Peran Serta Aparatur Institusi Yang Berkompeten Sebagai Perwujudan Reformasi Birokrasi
Pembukaan diawali dengan laporan penyelenggaraan diklat oleh Kepala Pusdiklat Manajemen dan Kepemimpinan Badan Litbang Diklat Kumdil Mahkamah Agung RI. Dalam isi laporan disampaikan bahwa Pendidikan dan Pelatihan Kepemimpinan Tk. IV ini sesuai Peraturan Pemerintah Nomor 101 Tahun 2000 tentang pendidikan dan pelatihan jabatan Pegawai Negeri Sipil (PNS) telah menetapkan jenis-jenis Diklat PNS, salah satunya adalah Diklat PIM IV yang membentuk kompetensi yang mengarah pada Sikap dan Semangat Pengabdian; Kompetensi Teknis Manajerial dan atau Kepemimpinan; Efisien, Efektivitas dan Kualitas sesuai Tanggungjawab dan Profesionalisme Kerja.
Kegiatan Diklat PIM IV ini diikuti oleh 40 (empat puluh) orang peserta, diselenggarakan selama 40 (empat puluh) hari dimulai tanggal 30 September s/d 08 November 2013 yang bertempat di Kampus Badan Litbang Diklat Kumdil Mahkamah Agung RI, Jl. Cikopo Selatan, Kp. Pasirkaliki, Desa Sukamaju, Kecamatan Megamendung, Kab. Bogor – Jawa Barat.
Kepala Badan Litbang Diklat Kumdil Mahkamah Agung RI dalam sambutan pembukaanya menyampaikan bahwa Peran Serta Aparatur Institusi Yang Berkompeten Sebagai Perwujudan Reformasi Birokrasi, hal tersebut menjadi salahsatu tanggungjawab para peserta Diklat Kepemimpinan Tingkat IV sebagai para pemegang amanah kelangsungan pembangunan Indonesia. Aparatur Negara yang baik untuk melayani dan melindungi hak – hak warganya dari segala konflik dengan membangun kepemimpinan para aparatur yang handal dalam sistem Reformasi Birokrasi.

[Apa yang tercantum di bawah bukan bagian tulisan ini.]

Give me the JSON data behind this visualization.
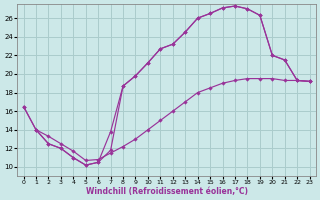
{
  "xlabel": "Windchill (Refroidissement éolien,°C)",
  "bg_color": "#cce8e8",
  "grid_color": "#aacccc",
  "line_color": "#993399",
  "xlim": [
    -0.5,
    23.5
  ],
  "ylim": [
    9.0,
    27.5
  ],
  "xtick_vals": [
    0,
    1,
    2,
    3,
    4,
    5,
    6,
    7,
    8,
    9,
    10,
    11,
    12,
    13,
    14,
    15,
    16,
    17,
    18,
    19,
    20,
    21,
    22,
    23
  ],
  "ytick_vals": [
    10,
    12,
    14,
    16,
    18,
    20,
    22,
    24,
    26
  ],
  "line1_x": [
    0,
    1,
    2,
    3,
    4,
    5,
    6,
    7,
    8,
    9,
    10,
    11,
    12,
    13,
    14,
    15,
    16,
    17,
    18,
    19,
    20,
    21,
    22,
    23
  ],
  "line1_y": [
    16.5,
    14.0,
    12.5,
    12.0,
    11.0,
    10.2,
    10.5,
    13.8,
    18.7,
    19.8,
    21.2,
    22.7,
    23.2,
    24.5,
    26.0,
    26.5,
    27.1,
    27.3,
    27.0,
    26.3,
    22.0,
    21.5,
    19.3,
    19.2
  ],
  "line2_x": [
    0,
    1,
    2,
    3,
    4,
    5,
    6,
    7,
    8,
    9,
    10,
    11,
    12,
    13,
    14,
    15,
    16,
    17,
    18,
    19,
    20,
    21,
    22,
    23
  ],
  "line2_y": [
    16.5,
    14.0,
    13.3,
    12.5,
    11.7,
    10.7,
    10.8,
    11.5,
    12.2,
    13.0,
    14.0,
    15.0,
    16.0,
    17.0,
    18.0,
    18.5,
    19.0,
    19.3,
    19.5,
    19.5,
    19.5,
    19.3,
    19.3,
    19.2
  ],
  "line3_x": [
    1,
    2,
    3,
    4,
    5,
    6,
    7,
    8,
    9,
    10,
    11,
    12,
    13,
    14,
    15,
    16,
    17,
    18,
    19,
    20,
    21,
    22,
    23
  ],
  "line3_y": [
    14.0,
    12.5,
    12.0,
    11.0,
    10.2,
    10.5,
    11.8,
    18.7,
    19.8,
    21.2,
    22.7,
    23.2,
    24.5,
    26.0,
    26.5,
    27.1,
    27.3,
    27.0,
    26.3,
    22.0,
    21.5,
    19.3,
    19.2
  ]
}
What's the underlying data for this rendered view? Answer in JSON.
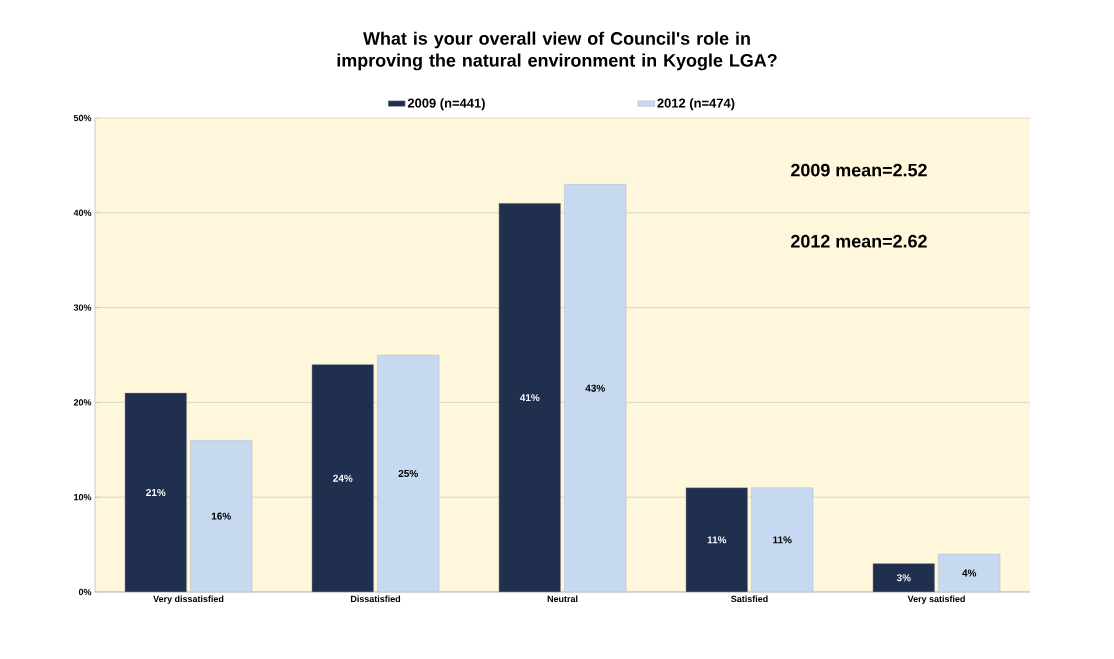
{
  "chart_data": {
    "type": "bar",
    "title": "What is your overall view of Council's role in improving the natural environment in Kyogle LGA?",
    "categories": [
      "Very dissatisfied",
      "Dissatisfied",
      "Neutral",
      "Satisfied",
      "Very satisfied"
    ],
    "series": [
      {
        "name": "2009 (n=441)",
        "color": "#1f2f4d",
        "values": [
          21,
          24,
          41,
          11,
          3
        ],
        "value_labels": [
          "21%",
          "24%",
          "41%",
          "11%",
          "3%"
        ]
      },
      {
        "name": "2012 (n=474)",
        "color": "#c6d9f1",
        "values": [
          16,
          25,
          43,
          11,
          4
        ],
        "value_labels": [
          "16%",
          "25%",
          "43%",
          "11%",
          "4%"
        ]
      }
    ],
    "ylim": [
      0,
      50
    ],
    "yticks": [
      {
        "value": 0,
        "label": "0%"
      },
      {
        "value": 10,
        "label": "10%"
      },
      {
        "value": 20,
        "label": "20%"
      },
      {
        "value": 30,
        "label": "30%"
      },
      {
        "value": 40,
        "label": "40%"
      },
      {
        "value": 50,
        "label": "50%"
      }
    ],
    "grid": "y",
    "legend": "top",
    "annotations": [
      "2009 mean=2.52",
      "2012 mean=2.62"
    ]
  }
}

Pegawai Negeri Sipil sebagai Sumber Daya Manusia Aparatur Negara yang berkompetensi dalam sikap, perilaku, moral, mental, setia, dan tanggungjawab sehingga dapat mengabdikan diri kepada masyarakat yang membutuhkan keadilan. Kompetensi tersebut harus ditunjang dengan kemampuan managerial sikap, keuangan, keahlian bidang yang saling menunjang sehingga terbentuk sikap profesionalisme kerja, terutama bagi para Esselon IV dengan etos kerja yang telah dimiliki dalam penegakan hukum yang baik. Etika dan Integritas adalah bagian dari kompetensi yang harus ada dalam diri masing – masing peserta terutama soft kompetensi dalam manajerial sehingga dapat menunjang attitude dalam hard skill peserta.